Mi amigo se levantó perezosamente de su sillón y se quedó con las manos en los bolsillos de la bata, mirándome por encima del hombro. Era una luminosa y fresca mañana de febrero, y la nieve del día anterior aún yacía profundamente en el suelo, brillando intensamente bajo el sol invernal. En el centro de Baker Street, el tráfico la había arado hasta convertirla en una franja marrón y grumosa, pero a ambos lados y en los bordes amontonados de las aceras seguía tan blanca como cuando cayó. El pavimento gris había sido limpiado y raspado, pero seguía siendo peligrosamente resbaladizo, por lo que había menos pasajeros que de costumbre. De hecho, en dirección a la estación metropolitana no venía nadie, salvo el único caballero cuya excéntrica conducta había llamado mi atención.
Era un hombre de unos cincuenta años, alto, corpulento e imponente, con un rostro macizo y fuertemente marcado y una figura imponente. Iba vestido con un estilo sombrío pero elegante, con levita negra, sombrero brillante, polainas marrones y pantalones gris perla bien cortados. Sin embargo, sus acciones contrastaban absurdamente con la dignidad de su atuendo y sus facciones, pues corría con dificultad, dando de vez en cuando pequeños saltos, como los que da un hombre cansado poco acostumbrado a exigir ningún esfuerzo a sus piernas. Mientras corría movía las manos arriba y abajo, meneaba la cabeza y retorcía la cara en las más extraordinarias contorsiones.

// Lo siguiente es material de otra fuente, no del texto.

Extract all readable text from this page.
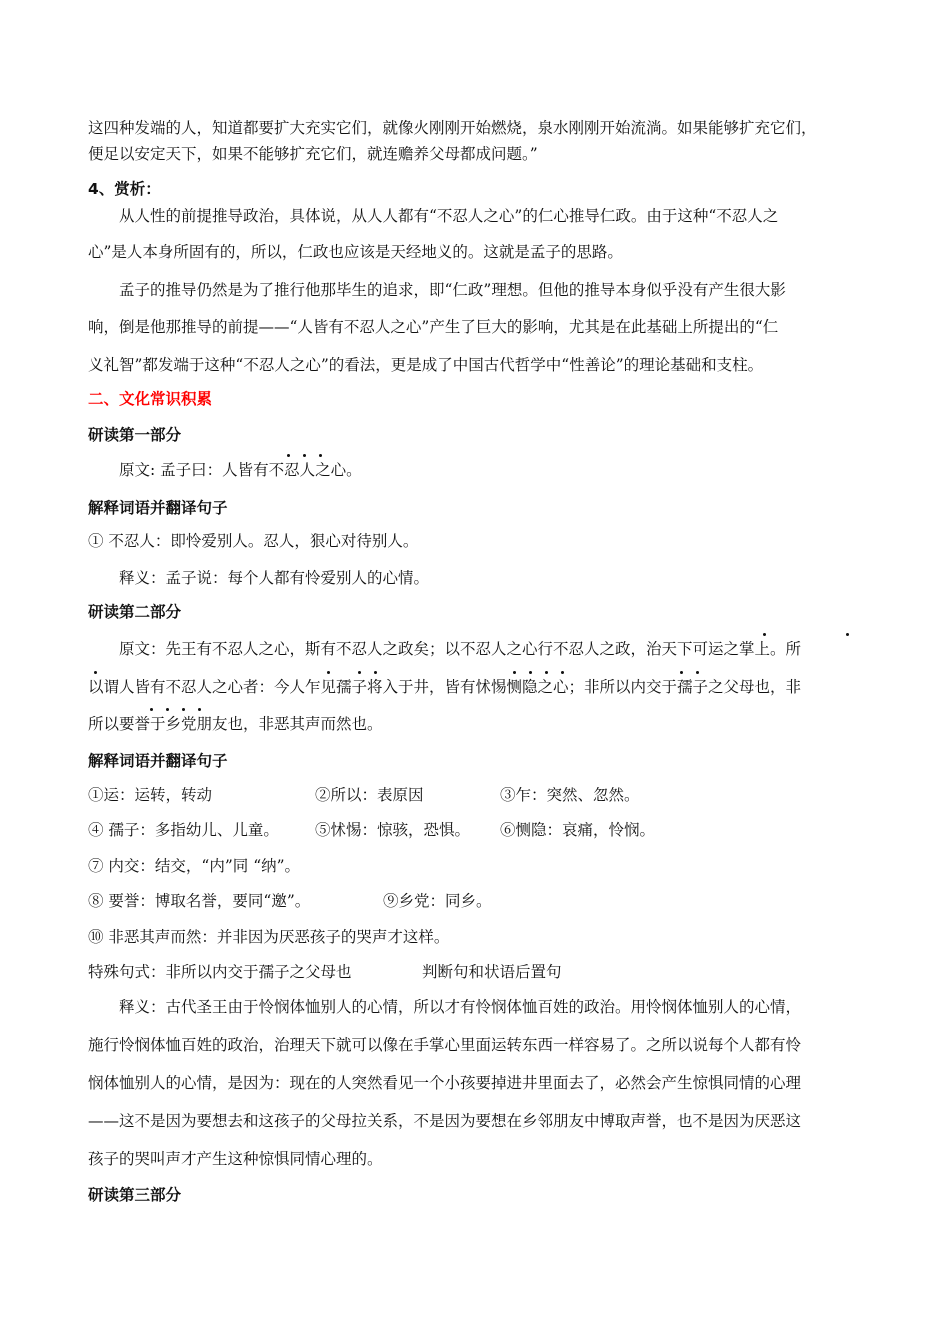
这四种发端的人，知道都要扩大充实它们，就像火刚刚开始燃烧，泉水刚刚开始流淌。如果能够扩充它们，
便足以安定天下，如果不能够扩充它们，就连赡养父母都成问题。”
4、赏析：
从人性的前提推导政治，具体说，从人人都有“不忍人之心”的仁心推导仁政。由于这种“不忍人之
心”是人本身所固有的，所以，仁政也应该是天经地义的。这就是孟子的思路。
孟子的推导仍然是为了推行他那毕生的追求，即“仁政”理想。但他的推导本身似乎没有产生很大影
响，倒是他那推导的前提——“人皆有不忍人之心”产生了巨大的影响，尤其是在此基础上所提出的“仁
义礼智”都发端于这种“不忍人之心”的看法，更是成了中国古代哲学中“性善论”的理论基础和支柱。
二、文化常识积累
研读第一部分
原文: 孟子曰：人皆有不忍人之心。
解释词语并翻译句子
① 不忍人：即怜爱别人。忍人，狠心对待别人。
释义：孟子说：每个人都有怜爱别人的心情。
研读第二部分
原文：先王有不忍人之心，斯有不忍人之政矣；以不忍人之心行不忍人之政，治天下可运之掌上。所
以谓人皆有不忍人之心者：今人乍见孺子将入于井，皆有怵惕恻隐之心；非所以内交于孺子之父母也，非
所以要誉于乡党朋友也，非恶其声而然也。
解释词语并翻译句子
①运：运转，转动	②所以：表原因	③乍：突然、忽然。
④ 孺子：多指幼儿、儿童。 ⑤怵惕：惊骇，恐惧。 ⑥恻隐：哀痛，怜悯。
⑦ 内交：结交，“内”同 “纳”。
⑧ 要誉：博取名誉，要同“邀”。	⑨乡党：同乡。
⑩ 非恶其声而然：并非因为厌恶孩子的哭声才这样。
特殊句式：非所以内交于孺子之父母也	判断句和状语后置句
释义：古代圣王由于怜悯体恤别人的心情，所以才有怜悯体恤百姓的政治。用怜悯体恤别人的心情，
施行怜悯体恤百姓的政治，治理天下就可以像在手掌心里面运转东西一样容易了。之所以说每个人都有怜
悯体恤别人的心情，是因为：现在的人突然看见一个小孩要掉进井里面去了，必然会产生惊惧同情的心理
——这不是因为要想去和这孩子的父母拉关系，不是因为要想在乡邻朋友中博取声誉，也不是因为厌恶这
孩子的哭叫声才产生这种惊惧同情心理的。
研读第三部分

—¿Qué diablos puede ser lo que le pasa? —le pregunté—. Está mirando los números de las casas.
—Creo que viene hacia aquí —dijo Holmes frotándose las manos.
—¿Aquí?
—Sí; más bien creo que viene a consultarme profesionalmente. Creo que reconozco los síntomas. ¿No se lo había dicho?
Mientras hablaba, el hombre, resoplando y soplando, se abalanzó sobre nuestra puerta y tiró de nuestro timbre hasta que toda la casa resonó con el tintineo.

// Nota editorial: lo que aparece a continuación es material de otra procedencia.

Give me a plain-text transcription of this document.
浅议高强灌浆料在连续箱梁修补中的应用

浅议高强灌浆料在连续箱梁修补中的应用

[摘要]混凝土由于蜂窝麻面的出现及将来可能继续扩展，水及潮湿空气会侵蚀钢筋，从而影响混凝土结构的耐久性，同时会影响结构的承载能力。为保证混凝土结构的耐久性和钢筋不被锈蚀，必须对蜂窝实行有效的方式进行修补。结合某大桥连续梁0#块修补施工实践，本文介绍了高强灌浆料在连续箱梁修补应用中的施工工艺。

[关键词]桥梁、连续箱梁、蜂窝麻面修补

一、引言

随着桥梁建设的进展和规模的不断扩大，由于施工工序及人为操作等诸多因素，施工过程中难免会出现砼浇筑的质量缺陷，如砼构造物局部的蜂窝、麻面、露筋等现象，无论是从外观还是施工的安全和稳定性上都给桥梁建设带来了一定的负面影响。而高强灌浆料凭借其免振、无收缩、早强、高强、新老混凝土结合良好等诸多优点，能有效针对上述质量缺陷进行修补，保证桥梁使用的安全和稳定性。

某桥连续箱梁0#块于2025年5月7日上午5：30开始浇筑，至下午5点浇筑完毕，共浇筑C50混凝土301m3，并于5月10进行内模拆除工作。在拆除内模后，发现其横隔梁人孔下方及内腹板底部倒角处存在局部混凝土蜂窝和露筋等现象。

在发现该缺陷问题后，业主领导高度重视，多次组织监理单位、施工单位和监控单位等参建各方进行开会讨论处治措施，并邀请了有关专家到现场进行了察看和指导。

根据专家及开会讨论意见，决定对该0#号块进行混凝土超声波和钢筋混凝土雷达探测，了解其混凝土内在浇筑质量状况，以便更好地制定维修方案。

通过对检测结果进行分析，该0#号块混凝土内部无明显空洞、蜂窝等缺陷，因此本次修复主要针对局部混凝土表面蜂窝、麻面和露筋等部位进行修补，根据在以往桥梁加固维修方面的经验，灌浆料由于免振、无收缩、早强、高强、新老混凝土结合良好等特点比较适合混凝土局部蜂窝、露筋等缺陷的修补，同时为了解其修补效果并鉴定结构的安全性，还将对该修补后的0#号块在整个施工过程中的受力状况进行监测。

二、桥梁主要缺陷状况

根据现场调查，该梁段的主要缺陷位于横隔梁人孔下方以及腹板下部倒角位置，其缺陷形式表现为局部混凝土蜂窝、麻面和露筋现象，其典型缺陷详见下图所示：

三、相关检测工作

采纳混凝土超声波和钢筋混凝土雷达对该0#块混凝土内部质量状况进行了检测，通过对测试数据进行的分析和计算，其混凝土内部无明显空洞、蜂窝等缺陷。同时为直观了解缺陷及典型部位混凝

Unos instantes después estaba en nuestra habitación, todavía resoplando, todavía gesticulando, pero con una mirada tan fija de dolor y desesperación en sus ojos que nuestras sonrisas se convirtieron en un instante en horror y lástima.
Durante un rato no pudo articular palabra, sino que balanceó el cuerpo y se mesó los cabellos como quien ha sido llevado al límite de su razón. Luego, levantándose de pronto, se golpeó la cabeza contra la pared con tal fuerza que ambos nos abalanzamos sobre él y lo arrastramos hasta el centro de la habitación. Sherlock Holmes lo empujó hacia la butaca y, sentándose a su lado, le dio unas palmaditas en la mano y conversó con él en el tono fácil y tranquilizador que tan bien sabía emplear.
—Ha venido usted a contarme su historia, ¿verdad? Está fatigado por las prisas. Le ruego que espere hasta que se haya recuperado, y entonces estaré encantado de examinar cualquier pequeño problema que me plantee.
El hombre permaneció sentado durante un minuto o más con el pecho agitado, luchando contra su emoción. Luego se pasó el pañuelo por la frente, apretó los labios y volvió la cara hacia nosotros.
—Sin duda me toma por loco —dijo.
—Veo que ha tenido usted grandes problemas —respondió Holmes.
—Dios sabe que sí, un problema que es suficiente para despojarme de la razón, de tan repentino y terrible que es. Podría haberme enfrentado a la desgracia pública, aunque soy un hombre cuyo carácter nunca ha sido manchado. La aflicción privada es también la suerte de todo hombre; pero las dos juntas, y en forma tan espantosa, han bastado para sacudir mi alma misma. Además, no soy el único. Los más nobles del país pueden sufrir a menos que se encuentre alguna salida a este horrible asunto.
—Le ruego que se serene, señor —dijo Holmes—, y me diga claramente quién es usted y qué es lo que le ha ocurrido.
—Mi nombre —respondió nuestro visitante— probablemente le resulte familiar. Soy Alexander Holder, de la firma bancaria Holder & Stevenson, de Threadneedle Street.
En efecto, el nombre nos era bien conocido por pertenecer al socio principal de la segunda entidad bancaria privada más importante de la City londinense.
¿Qué podía haber ocurrido, pues, para que uno de los ciudadanos más destacados de Londres se encontrara en esta situación tan lamentable? Esperamos, curiosos, hasta que, con otro esfuerzo, se dispuso a contar su historia.